Fine-tune, quantize, benchmark, and serve 14B-class open models, from a rented H100 down to a consumer 3090
One person, self-funded, no cluster. This repo runs the whole open-model loop end to end on stock public models and reports real numbers at every stage: fine-tune, quantize, benchmark (throughput and quality), and serve. Every number here is from a real run, and the scripts reproduce them. It is written for the people pulling GGUFs off the Hub every day.
Three runnable pieces:
quant-bench/builds a GGUF quant ladder and benchmarks throughput and perplexity on any hardware.finetune/trains a LoRA adapter and proves it changed the model.retrieval-eval/reproduces a recall@k retrieval benchmark on a public dataset on one consumer GPU.

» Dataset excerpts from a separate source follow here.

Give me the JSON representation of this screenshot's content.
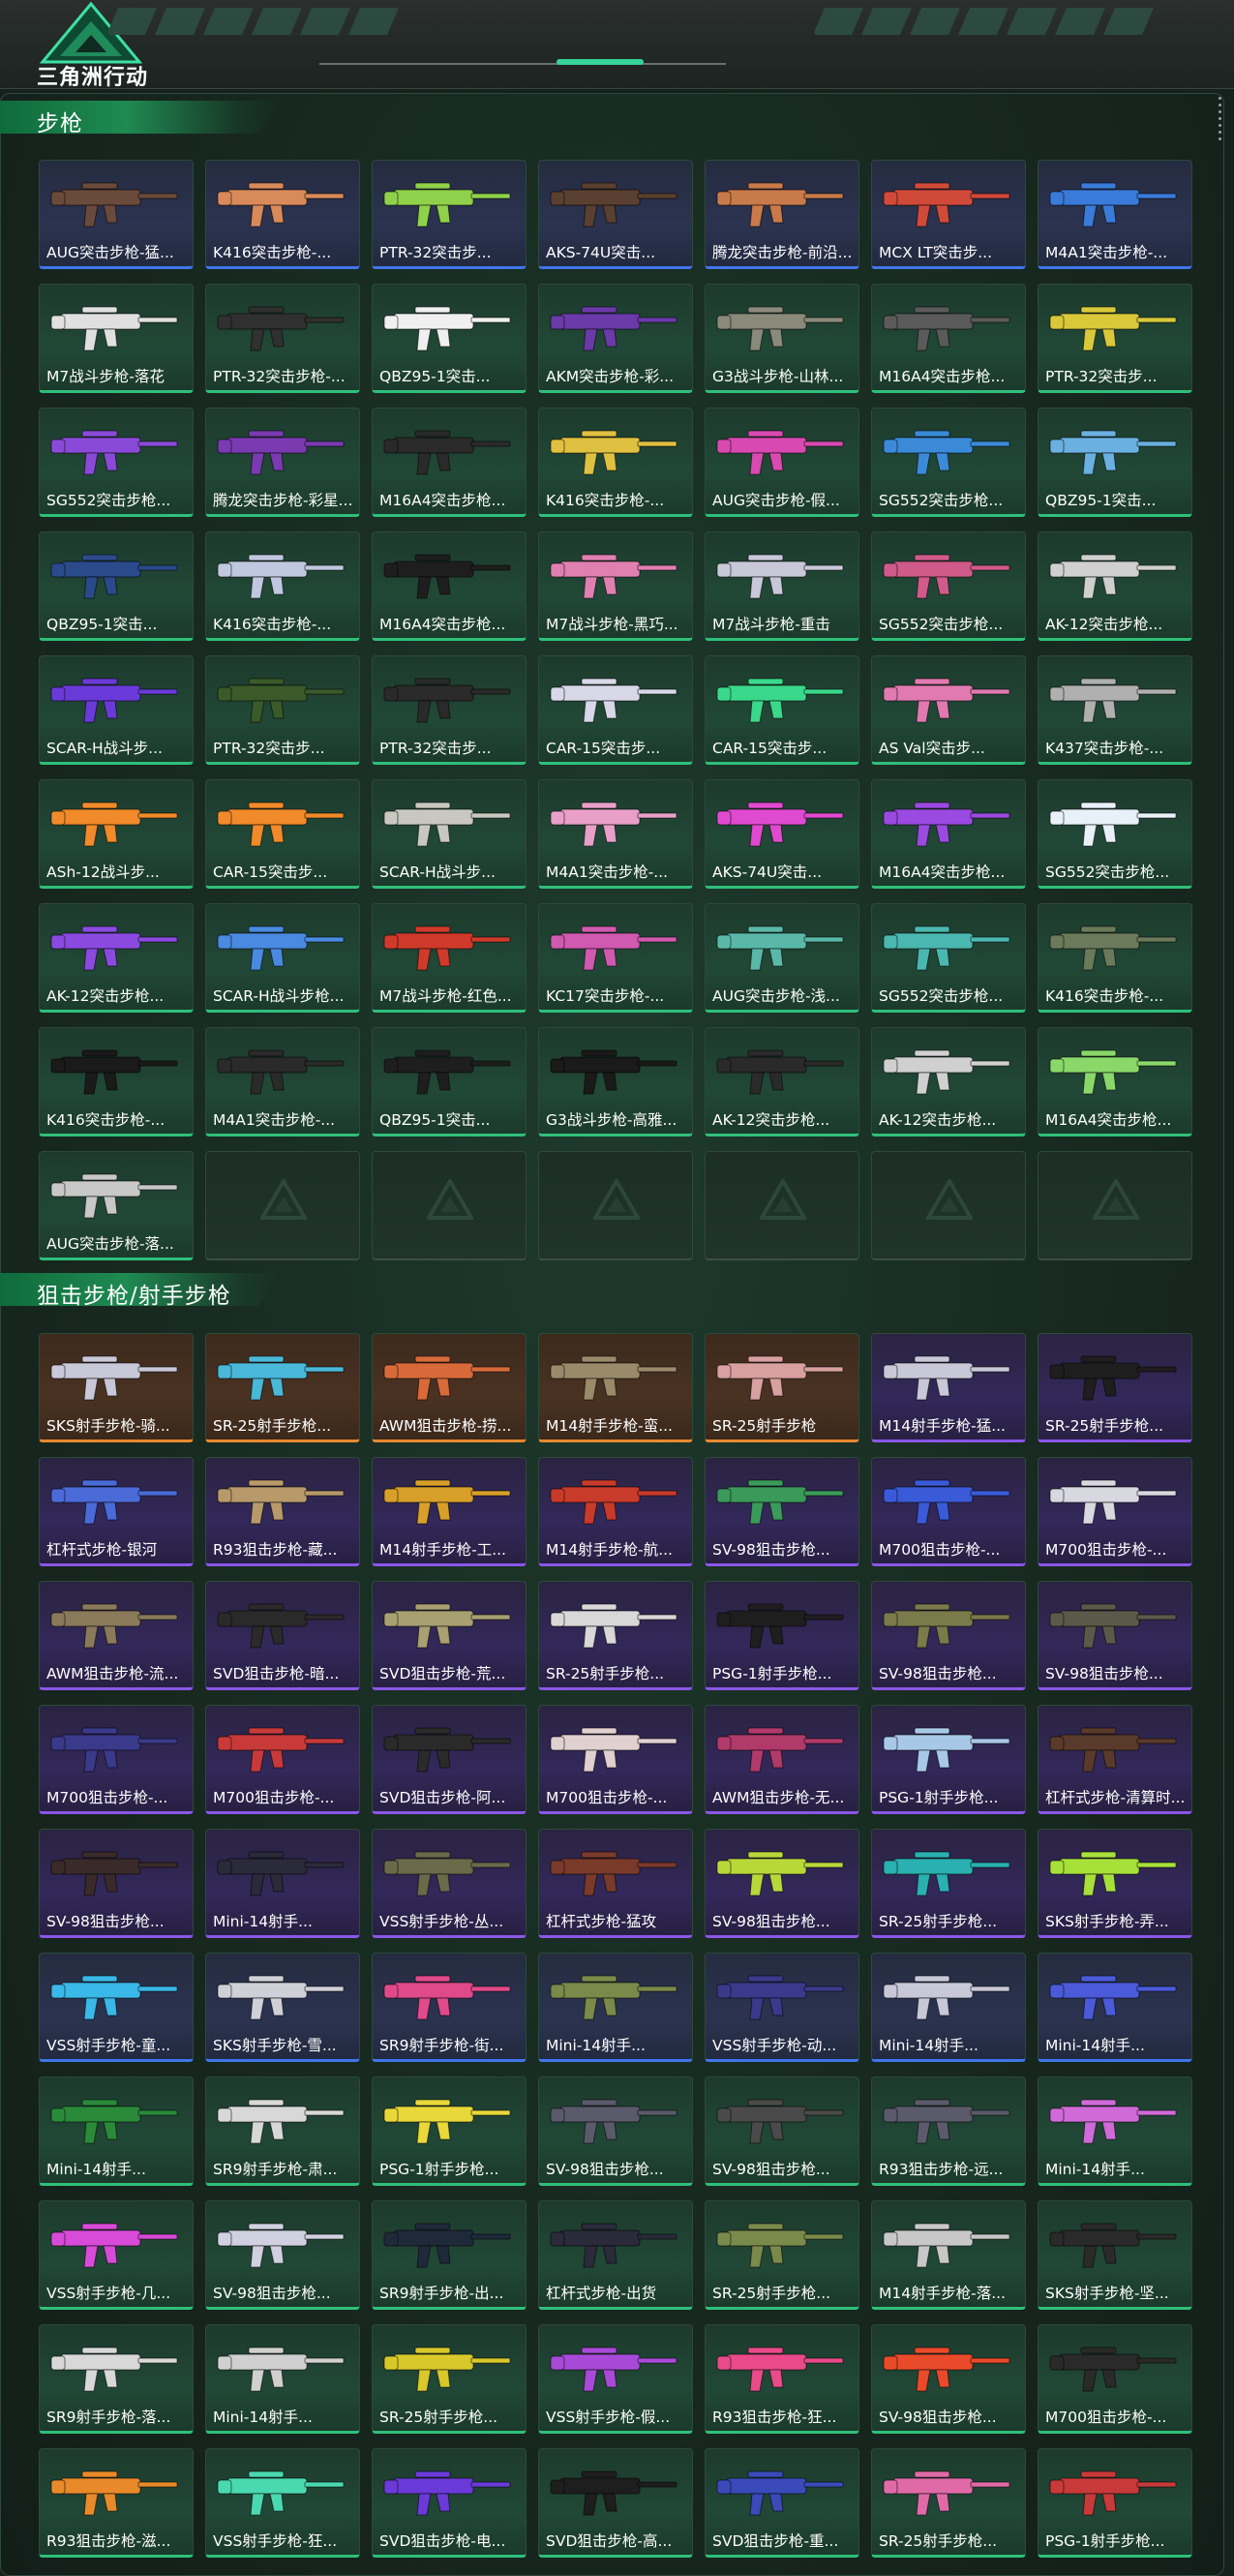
{
  "header": {
    "logo_text": "三角洲行动",
    "accent": "#34d39a"
  },
  "sections": [
    {
      "title": "步枪",
      "items": [
        {
          "label": "AUG突击步枪-猛...",
          "rarity": "blue",
          "color": "#6a4a3a"
        },
        {
          "label": "K416突击步枪-...",
          "rarity": "blue",
          "color": "#d98a5a"
        },
        {
          "label": "PTR-32突击步...",
          "rarity": "blue",
          "color": "#8fd14a"
        },
        {
          "label": "AKS-74U突击...",
          "rarity": "blue",
          "color": "#5a4030"
        },
        {
          "label": "腾龙突击步枪-前沿...",
          "rarity": "blue",
          "color": "#c87a4a"
        },
        {
          "label": "MCX LT突击步...",
          "rarity": "blue",
          "color": "#d04a3a"
        },
        {
          "label": "M4A1突击步枪-...",
          "rarity": "blue",
          "color": "#3a7ad8"
        },
        {
          "label": "M7战斗步枪-落花",
          "rarity": "green",
          "color": "#e0e0e0"
        },
        {
          "label": "PTR-32突击步枪-...",
          "rarity": "green",
          "color": "#303030"
        },
        {
          "label": "QBZ95-1突击...",
          "rarity": "green",
          "color": "#f0f0f0"
        },
        {
          "label": "AKM突击步枪-彩...",
          "rarity": "green",
          "color": "#6a3aa8"
        },
        {
          "label": "G3战斗步枪-山林...",
          "rarity": "green",
          "color": "#8a8a7a"
        },
        {
          "label": "M16A4突击步枪...",
          "rarity": "green",
          "color": "#5a5a5a"
        },
        {
          "label": "PTR-32突击步...",
          "rarity": "green",
          "color": "#d8c83a"
        },
        {
          "label": "SG552突击步枪...",
          "rarity": "green",
          "color": "#8a4ad8"
        },
        {
          "label": "腾龙突击步枪-彩星...",
          "rarity": "green",
          "color": "#7a3ab0"
        },
        {
          "label": "M16A4突击步枪...",
          "rarity": "green",
          "color": "#2a2a2a"
        },
        {
          "label": "K416突击步枪-...",
          "rarity": "green",
          "color": "#e0c040"
        },
        {
          "label": "AUG突击步枪-假...",
          "rarity": "green",
          "color": "#d84ab0"
        },
        {
          "label": "SG552突击步枪...",
          "rarity": "green",
          "color": "#3a8ad8"
        },
        {
          "label": "QBZ95-1突击...",
          "rarity": "green",
          "color": "#6ab0e0"
        },
        {
          "label": "QBZ95-1突击...",
          "rarity": "green",
          "color": "#2a4a8a"
        },
        {
          "label": "K416突击步枪-...",
          "rarity": "green",
          "color": "#c0c8e0"
        },
        {
          "label": "M16A4突击步枪...",
          "rarity": "green",
          "color": "#1e1e1e"
        },
        {
          "label": "M7战斗步枪-黑巧...",
          "rarity": "green",
          "color": "#e080b0"
        },
        {
          "label": "M7战斗步枪-重击",
          "rarity": "green",
          "color": "#c8c8d8"
        },
        {
          "label": "SG552突击步枪...",
          "rarity": "green",
          "color": "#d05a8a"
        },
        {
          "label": "AK-12突击步枪...",
          "rarity": "green",
          "color": "#d0d0d0"
        },
        {
          "label": "SCAR-H战斗步...",
          "rarity": "green",
          "color": "#6a3ad8"
        },
        {
          "label": "PTR-32突击步...",
          "rarity": "green",
          "color": "#3a5a2a"
        },
        {
          "label": "PTR-32突击步...",
          "rarity": "green",
          "color": "#2a2a2a"
        },
        {
          "label": "CAR-15突击步...",
          "rarity": "green",
          "color": "#d8d8e8"
        },
        {
          "label": "CAR-15突击步...",
          "rarity": "green",
          "color": "#3ad88a"
        },
        {
          "label": "AS Val突击步...",
          "rarity": "green",
          "color": "#e07ab0"
        },
        {
          "label": "K437突击步枪-...",
          "rarity": "green",
          "color": "#b0b0b0"
        },
        {
          "label": "ASh-12战斗步...",
          "rarity": "green",
          "color": "#f08a2a"
        },
        {
          "label": "CAR-15突击步...",
          "rarity": "green",
          "color": "#f08a2a"
        },
        {
          "label": "SCAR-H战斗步...",
          "rarity": "green",
          "color": "#c8c8c0"
        },
        {
          "label": "M4A1突击步枪-...",
          "rarity": "green",
          "color": "#e8a0c8"
        },
        {
          "label": "AKS-74U突击...",
          "rarity": "green",
          "color": "#e04ad0"
        },
        {
          "label": "M16A4突击步枪...",
          "rarity": "green",
          "color": "#9a4ae0"
        },
        {
          "label": "SG552突击步枪...",
          "rarity": "green",
          "color": "#e8f0f8"
        },
        {
          "label": "AK-12突击步枪...",
          "rarity": "green",
          "color": "#8a4ae0"
        },
        {
          "label": "SCAR-H战斗步枪...",
          "rarity": "green",
          "color": "#4a8ae0"
        },
        {
          "label": "M7战斗步枪-红色...",
          "rarity": "green",
          "color": "#d03a2a"
        },
        {
          "label": "KC17突击步枪-...",
          "rarity": "green",
          "color": "#d05ab0"
        },
        {
          "label": "AUG突击步枪-浅...",
          "rarity": "green",
          "color": "#5ab8a8"
        },
        {
          "label": "SG552突击步枪...",
          "rarity": "green",
          "color": "#4ab8b0"
        },
        {
          "label": "K416突击步枪-...",
          "rarity": "green",
          "color": "#6a7a5a"
        },
        {
          "label": "K416突击步枪-...",
          "rarity": "green",
          "color": "#1a1a1a"
        },
        {
          "label": "M4A1突击步枪-...",
          "rarity": "green",
          "color": "#2a2a2a"
        },
        {
          "label": "QBZ95-1突击...",
          "rarity": "green",
          "color": "#1e1e1e"
        },
        {
          "label": "G3战斗步枪-高雅...",
          "rarity": "green",
          "color": "#1a1a1a"
        },
        {
          "label": "AK-12突击步枪...",
          "rarity": "green",
          "color": "#2a2a2a"
        },
        {
          "label": "AK-12突击步枪...",
          "rarity": "green",
          "color": "#d0d0d0"
        },
        {
          "label": "M16A4突击步枪...",
          "rarity": "green",
          "color": "#8ad86a"
        },
        {
          "label": "AUG突击步枪-落...",
          "rarity": "green",
          "color": "#c8c8c8"
        },
        {
          "label": "",
          "rarity": "empty",
          "color": ""
        },
        {
          "label": "",
          "rarity": "empty",
          "color": ""
        },
        {
          "label": "",
          "rarity": "empty",
          "color": ""
        },
        {
          "label": "",
          "rarity": "empty",
          "color": ""
        },
        {
          "label": "",
          "rarity": "empty",
          "color": ""
        },
        {
          "label": "",
          "rarity": "empty",
          "color": ""
        }
      ]
    },
    {
      "title": "狙击步枪/射手步枪",
      "items": [
        {
          "label": "SKS射手步枪-骑...",
          "rarity": "orange",
          "color": "#c8c8d8"
        },
        {
          "label": "SR-25射手步枪...",
          "rarity": "orange",
          "color": "#4ab8d8"
        },
        {
          "label": "AWM狙击步枪-捞...",
          "rarity": "orange",
          "color": "#d86a3a"
        },
        {
          "label": "M14射手步枪-蛮...",
          "rarity": "orange",
          "color": "#9a8a6a"
        },
        {
          "label": "SR-25射手步枪",
          "rarity": "orange",
          "color": "#d8a0a0"
        },
        {
          "label": "M14射手步枪-猛...",
          "rarity": "purple",
          "color": "#c8c8d8"
        },
        {
          "label": "SR-25射手步枪...",
          "rarity": "purple",
          "color": "#1e1e1e"
        },
        {
          "label": "杠杆式步枪-银河",
          "rarity": "purple",
          "color": "#4a6ad8"
        },
        {
          "label": "R93狙击步枪-藏...",
          "rarity": "purple",
          "color": "#b89a6a"
        },
        {
          "label": "M14射手步枪-工...",
          "rarity": "purple",
          "color": "#d8a02a"
        },
        {
          "label": "M14射手步枪-航...",
          "rarity": "purple",
          "color": "#c83a2a"
        },
        {
          "label": "SV-98狙击步枪...",
          "rarity": "purple",
          "color": "#3a9a5a"
        },
        {
          "label": "M700狙击步枪-...",
          "rarity": "purple",
          "color": "#3a5ad8"
        },
        {
          "label": "M700狙击步枪-...",
          "rarity": "purple",
          "color": "#d8d8e0"
        },
        {
          "label": "AWM狙击步枪-流...",
          "rarity": "purple",
          "color": "#8a7a5a"
        },
        {
          "label": "SVD狙击步枪-暗...",
          "rarity": "purple",
          "color": "#2a2a2a"
        },
        {
          "label": "SVD狙击步枪-荒...",
          "rarity": "purple",
          "color": "#a8a070"
        },
        {
          "label": "SR-25射手步枪...",
          "rarity": "purple",
          "color": "#d8d8d8"
        },
        {
          "label": "PSG-1射手步枪...",
          "rarity": "purple",
          "color": "#1e1e1e"
        },
        {
          "label": "SV-98狙击步枪...",
          "rarity": "purple",
          "color": "#7a7a4a"
        },
        {
          "label": "SV-98狙击步枪...",
          "rarity": "purple",
          "color": "#5a5a4a"
        },
        {
          "label": "M700狙击步枪-...",
          "rarity": "purple",
          "color": "#3a3a8a"
        },
        {
          "label": "M700狙击步枪-...",
          "rarity": "purple",
          "color": "#c83a3a"
        },
        {
          "label": "SVD狙击步枪-阿...",
          "rarity": "purple",
          "color": "#2a2a2a"
        },
        {
          "label": "M700狙击步枪-...",
          "rarity": "purple",
          "color": "#e0d0d0"
        },
        {
          "label": "AWM狙击步枪-无...",
          "rarity": "purple",
          "color": "#b03a6a"
        },
        {
          "label": "PSG-1射手步枪...",
          "rarity": "purple",
          "color": "#a8c8e8"
        },
        {
          "label": "杠杆式步枪-清算时...",
          "rarity": "purple",
          "color": "#5a3a2a"
        },
        {
          "label": "SV-98狙击步枪...",
          "rarity": "purple",
          "color": "#3a2a2a"
        },
        {
          "label": "Mini-14射手...",
          "rarity": "purple",
          "color": "#2a2a3a"
        },
        {
          "label": "VSS射手步枪-丛...",
          "rarity": "purple",
          "color": "#6a6a4a"
        },
        {
          "label": "杠杆式步枪-猛攻",
          "rarity": "purple",
          "color": "#7a3a2a"
        },
        {
          "label": "SV-98狙击步枪...",
          "rarity": "purple",
          "color": "#b8d83a"
        },
        {
          "label": "SR-25射手步枪...",
          "rarity": "purple",
          "color": "#2ab0b0"
        },
        {
          "label": "SKS射手步枪-弄...",
          "rarity": "purple",
          "color": "#a8e03a"
        },
        {
          "label": "VSS射手步枪-童...",
          "rarity": "blue",
          "color": "#3ab8e8"
        },
        {
          "label": "SKS射手步枪-雪...",
          "rarity": "blue",
          "color": "#d0d0d8"
        },
        {
          "label": "SR9射手步枪-街...",
          "rarity": "blue",
          "color": "#e04a8a"
        },
        {
          "label": "Mini-14射手...",
          "rarity": "blue",
          "color": "#7a8a4a"
        },
        {
          "label": "VSS射手步枪-动...",
          "rarity": "blue",
          "color": "#3a3a8a"
        },
        {
          "label": "Mini-14射手...",
          "rarity": "blue",
          "color": "#c8c8d8"
        },
        {
          "label": "Mini-14射手...",
          "rarity": "blue",
          "color": "#4a5ad8"
        },
        {
          "label": "Mini-14射手...",
          "rarity": "green",
          "color": "#2a8a3a"
        },
        {
          "label": "SR9射手步枪-肃...",
          "rarity": "green",
          "color": "#d8d8d8"
        },
        {
          "label": "PSG-1射手步枪...",
          "rarity": "green",
          "color": "#e8d83a"
        },
        {
          "label": "SV-98狙击步枪...",
          "rarity": "green",
          "color": "#5a5a6a"
        },
        {
          "label": "SV-98狙击步枪...",
          "rarity": "green",
          "color": "#4a4a4a"
        },
        {
          "label": "R93狙击步枪-远...",
          "rarity": "green",
          "color": "#5a5a6a"
        },
        {
          "label": "Mini-14射手...",
          "rarity": "green",
          "color": "#d06ad8"
        },
        {
          "label": "VSS射手步枪-几...",
          "rarity": "green",
          "color": "#d84ad8"
        },
        {
          "label": "SV-98狙击步枪...",
          "rarity": "green",
          "color": "#d0d0e0"
        },
        {
          "label": "SR9射手步枪-出...",
          "rarity": "green",
          "color": "#1e2a3a"
        },
        {
          "label": "杠杆式步枪-出货",
          "rarity": "green",
          "color": "#2a2a3a"
        },
        {
          "label": "SR-25射手步枪...",
          "rarity": "green",
          "color": "#7a8a4a"
        },
        {
          "label": "M14射手步枪-落...",
          "rarity": "green",
          "color": "#c8c8c8"
        },
        {
          "label": "SKS射手步枪-坚...",
          "rarity": "green",
          "color": "#2a2a2a"
        },
        {
          "label": "SR9射手步枪-落...",
          "rarity": "green",
          "color": "#d8d8d8"
        },
        {
          "label": "Mini-14射手...",
          "rarity": "green",
          "color": "#d0d0d0"
        },
        {
          "label": "SR-25射手步枪...",
          "rarity": "green",
          "color": "#d8c82a"
        },
        {
          "label": "VSS射手步枪-假...",
          "rarity": "green",
          "color": "#a84ad8"
        },
        {
          "label": "R93狙击步枪-狂...",
          "rarity": "green",
          "color": "#e84a8a"
        },
        {
          "label": "SV-98狙击步枪...",
          "rarity": "green",
          "color": "#e84a2a"
        },
        {
          "label": "M700狙击步枪-...",
          "rarity": "green",
          "color": "#2a2a2a"
        },
        {
          "label": "R93狙击步枪-滋...",
          "rarity": "green",
          "color": "#e88a2a"
        },
        {
          "label": "VSS射手步枪-狂...",
          "rarity": "green",
          "color": "#4ad8b0"
        },
        {
          "label": "SVD狙击步枪-电...",
          "rarity": "green",
          "color": "#6a3ad8"
        },
        {
          "label": "SVD狙击步枪-高...",
          "rarity": "green",
          "color": "#1e1e1e"
        },
        {
          "label": "SVD狙击步枪-重...",
          "rarity": "green",
          "color": "#3a4ab8"
        },
        {
          "label": "SR-25射手步枪...",
          "rarity": "green",
          "color": "#e06aa8"
        },
        {
          "label": "PSG-1射手步枪...",
          "rarity": "green",
          "color": "#c83a3a"
        }
      ]
    }
  ]
}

All benchmark numbers below are on stock public Qwen2.5-14B-Instruct, measured on a
rented H100 SXM 80GB. Raw logs are in benchmarks/.
LoRA fine-tune (PEFT) on a rented H100, merge, build a GGUF quant ladder with llama.cpp, benchmark GPU and CPU throughput and perplexity, then serve the chosen quant locally on consumer hardware. This repo does every step on a public model.
| Quant | Size | bits/weight |
|---|---|---|
| q8_0 | 14.6 GiB | 8.0 |
| q6_K | 11.3 GiB | ~6.6 |
| q5_K_M | 9.8 GiB | ~5.7 |
| q4_K_M | 8.4 GiB | 4.87 |
GPU is all layers offloaded (-ngl 99). CPU is 8 threads, no offload. Perplexity is wikitext-2, lower is better.
| Quant | GPU gen tg128 (t/s) | GPU prompt pp512 (t/s) | CPU gen tg128 (t/s) | perplexity | PPL cost vs q8_0 |
|---|---|---|---|---|---|
| q8_0 | 114.2 | 5320 | 3.82 | 5.980 | baseline |
| q6_K | 101.3 | 4039 | 4.94 | 6.009 | +0.5% |
| q5_K_M | 117.4 | 4581 | 5.26 | 6.040 | +1.0% |
| q4_K_M | 126.5 | 4689 | 6.45 | 6.190 | +3.5% |
Two takeaways that matter:
- Generation favors the smaller quant. q4_K_M is the fastest at generating tokens on both GPU (126 t/s) and CPU (6.45 t/s), because generation is memory-bandwidth-bound and the smaller weights move less data. Prompt processing (pp512) is compute-bound and roughly flat across the ladder.
- The quality cost is tiny. q4_K_M gives up only about 3.5 percent perplexity versus q8_0 while being 43 percent smaller and the fastest to generate.
Smallest, fastest at generation on both GPU and CPU, and only about 3.5 percent perplexity over q8_0. For a CPU or edge deploy at about 6 tok/s that is roughly a 100-token answer in 16 seconds.
The local rig is an RTX 3090 (24 GB) with an RTX 2080 (8 GB) alongside it. One thing worth getting right, because it is often gotten wrong: these are different generations with no NVLink, so they do not pool into a single 32 GB space for one model. llama.cpp can tensor-split a model across both cards, but the clean ceiling for one interactive model is the 24 GB card.
- 8B and 35B-A3B at Q4 (about 18 to 20 GB): fit the 3090 alone, full GPU, no rental cost.
- 70B and 72B-class at Q4 (about 47 GB): do not fit either card. Spilling to system RAM drops generation to roughly 1 to 3 tok/s, which is not viable interactively.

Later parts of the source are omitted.